Saturday, June 19, 2010

So many dishes, so little time!

A new restaurant opened in Surfside.  I discovered it thanks to thrillist's posting.  I always glance at what Thrillist sends, even if I find their overenthusiastic turn of phrase a bit clichéd (are there no BAD restaurants in Miami?  I know there are, but in Thrillist's universe everything rocks).  Anyhow, one fine day, I got news of the new Chow Down Grill in Surfside and I had to check it out.

Chow Down is an interesting little restaurant.  Located where the Piri-Piri Grill used to be, it's very tiny, having only 4 tables inside, and 3 tables overlooking the insane traffic of Harding Avenue.  The food is best described as pan-Asian.  Vietnam is represented thanks to the sandwiches (Ban-Mi, but called sandwiches on the menu), and the noodle soup (Pho).  Thai cuisine makes an appearance with green curry.  Chinese influence is seen in a few of the main dishes.  In other words, it's difficult to classify.

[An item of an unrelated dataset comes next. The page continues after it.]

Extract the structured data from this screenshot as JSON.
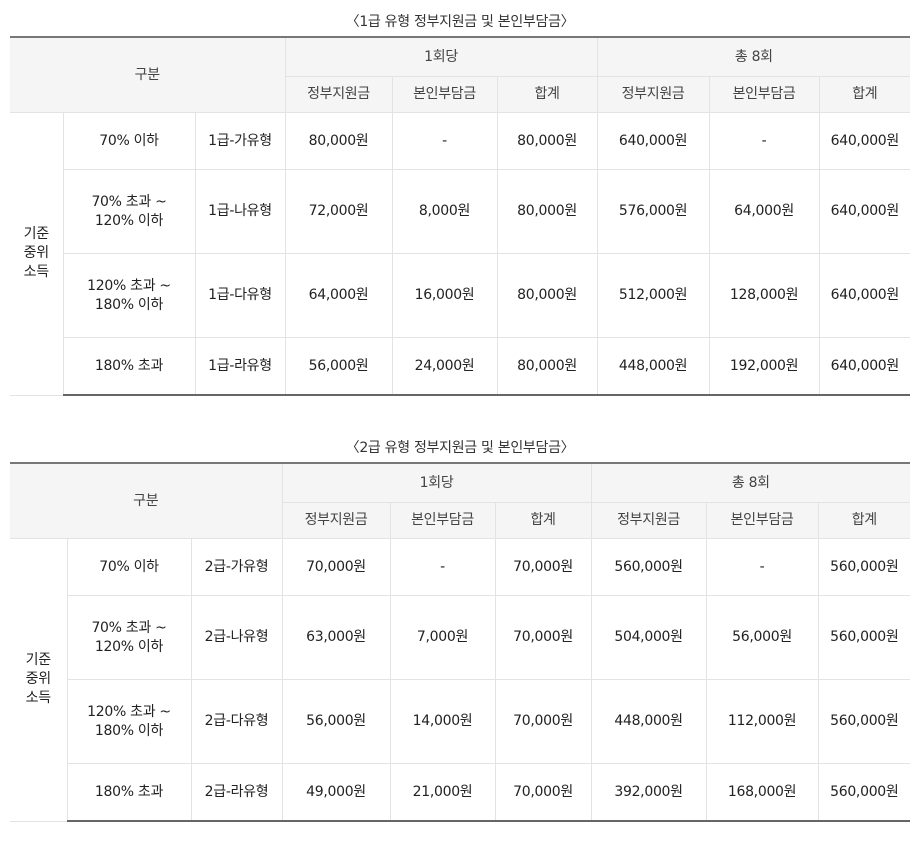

The 24-hour braised beef sandwich was very very good.  The beef is tender, juicy, and the other ingredients in the sandwich made the dish a layered taste experience.  Savory, some sweet (very little), crunchy, acid, creamy, the crunch of the baguette.  Perfect.  My next try was the Crab Rangoon dumpling.  That was disappointing.  Tiny squares of crispy dough around a mixture of spinach, cheese and crab.  The flavors did not combine to produce anything extraordinary.  It was acceptable, but I'd skip that one.  There was another dumpling with chicken and garlic that had wonderful flavor.  I was a bit concerned when I saw the thickness of the dough of the dumpling, remembering the leathery mess Miss Yip passes off as dumplings.  But this dumpling was pleasant to eat.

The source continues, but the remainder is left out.